Dynamics in molecular and molecular-ionic crystals: a combined experimental and molecular simulation study of reorientational motions in benzene, pyridinium iodide, and pyridinium nitrate.

Molecular dynamics (MD) simulations for crystalline benzene (C(6)H(6)), pyridinium iodide [C(5)NH(6)](+)I(-), and pyridinium nitrate [C(5)NH(6)](+)NO(3)(-) have been performed as a function of temperature and pressure. Despite the similar shape of the benzene molecule and the pyridinium cation, the experimental and simulated data have showed clear differences in their dynamics.

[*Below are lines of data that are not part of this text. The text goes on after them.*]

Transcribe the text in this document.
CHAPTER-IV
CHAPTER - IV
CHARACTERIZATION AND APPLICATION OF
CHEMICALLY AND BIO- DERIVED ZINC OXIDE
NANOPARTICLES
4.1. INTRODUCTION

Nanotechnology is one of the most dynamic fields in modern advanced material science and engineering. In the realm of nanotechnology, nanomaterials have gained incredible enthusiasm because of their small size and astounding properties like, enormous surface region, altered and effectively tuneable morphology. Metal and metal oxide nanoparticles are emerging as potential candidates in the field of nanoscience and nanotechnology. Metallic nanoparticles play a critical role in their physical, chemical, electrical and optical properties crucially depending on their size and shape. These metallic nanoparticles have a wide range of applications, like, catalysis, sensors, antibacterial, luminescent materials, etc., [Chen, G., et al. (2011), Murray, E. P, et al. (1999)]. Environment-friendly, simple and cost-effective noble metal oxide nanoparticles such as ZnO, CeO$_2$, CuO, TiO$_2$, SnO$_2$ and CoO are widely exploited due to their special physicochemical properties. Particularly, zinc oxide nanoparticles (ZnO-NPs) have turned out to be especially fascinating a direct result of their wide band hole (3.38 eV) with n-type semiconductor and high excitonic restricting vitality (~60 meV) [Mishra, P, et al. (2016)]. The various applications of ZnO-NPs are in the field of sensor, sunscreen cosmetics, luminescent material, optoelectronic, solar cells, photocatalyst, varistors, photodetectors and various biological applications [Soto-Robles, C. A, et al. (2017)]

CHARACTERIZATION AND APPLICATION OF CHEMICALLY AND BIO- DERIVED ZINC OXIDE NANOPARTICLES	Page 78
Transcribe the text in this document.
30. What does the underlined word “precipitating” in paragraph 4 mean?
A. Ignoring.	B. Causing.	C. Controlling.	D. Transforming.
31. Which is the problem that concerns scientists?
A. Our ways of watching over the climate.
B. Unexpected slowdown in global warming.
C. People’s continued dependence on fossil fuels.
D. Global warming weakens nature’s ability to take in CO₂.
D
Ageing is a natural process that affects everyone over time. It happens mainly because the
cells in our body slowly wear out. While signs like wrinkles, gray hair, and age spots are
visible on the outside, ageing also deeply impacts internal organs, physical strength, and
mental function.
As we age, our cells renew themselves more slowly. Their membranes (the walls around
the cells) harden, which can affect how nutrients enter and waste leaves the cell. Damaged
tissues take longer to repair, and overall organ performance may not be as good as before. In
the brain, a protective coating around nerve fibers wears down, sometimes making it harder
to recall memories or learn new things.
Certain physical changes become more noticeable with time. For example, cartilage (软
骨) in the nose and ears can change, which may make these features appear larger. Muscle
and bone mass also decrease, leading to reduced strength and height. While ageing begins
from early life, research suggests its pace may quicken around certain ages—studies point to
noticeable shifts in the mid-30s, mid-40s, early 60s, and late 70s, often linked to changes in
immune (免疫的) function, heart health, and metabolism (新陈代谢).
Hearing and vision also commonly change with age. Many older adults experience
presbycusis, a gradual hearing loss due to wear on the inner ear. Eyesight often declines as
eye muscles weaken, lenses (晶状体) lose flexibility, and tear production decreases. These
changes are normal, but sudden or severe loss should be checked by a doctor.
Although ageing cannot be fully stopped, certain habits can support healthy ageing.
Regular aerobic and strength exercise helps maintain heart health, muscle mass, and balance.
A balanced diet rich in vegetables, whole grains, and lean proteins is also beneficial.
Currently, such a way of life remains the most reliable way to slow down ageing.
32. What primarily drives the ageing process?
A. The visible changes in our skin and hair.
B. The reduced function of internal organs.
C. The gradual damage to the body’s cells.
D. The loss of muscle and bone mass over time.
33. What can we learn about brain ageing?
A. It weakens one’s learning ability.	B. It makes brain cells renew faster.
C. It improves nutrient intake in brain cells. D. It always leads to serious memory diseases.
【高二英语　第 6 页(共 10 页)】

Therefore, the rotational dynamics have been explored in detail by comparing thoroughly the existing experimental results together with new quasielastic neutron scattering (QENS) data obtained for (PyH)NO(3) and molecular dynamics simulations. The correlation times, activation energy, geometry of motion of benzene molecule and pyridinium cation, isothermal compressibility, and activation volume obtained from the simulations are compared with the experimental results obtained by nuclear magnetic resonance and QENS methods. MD simulations have also revealed that reorientation of the pyridinium cation in pyridinium nitrate between two inequivalent positions is strongly affected by the hydrogen bond N-H···O between the cation and the anion and the influence of temperature on strength of the hydrogen bond is much more important than that of the pressure.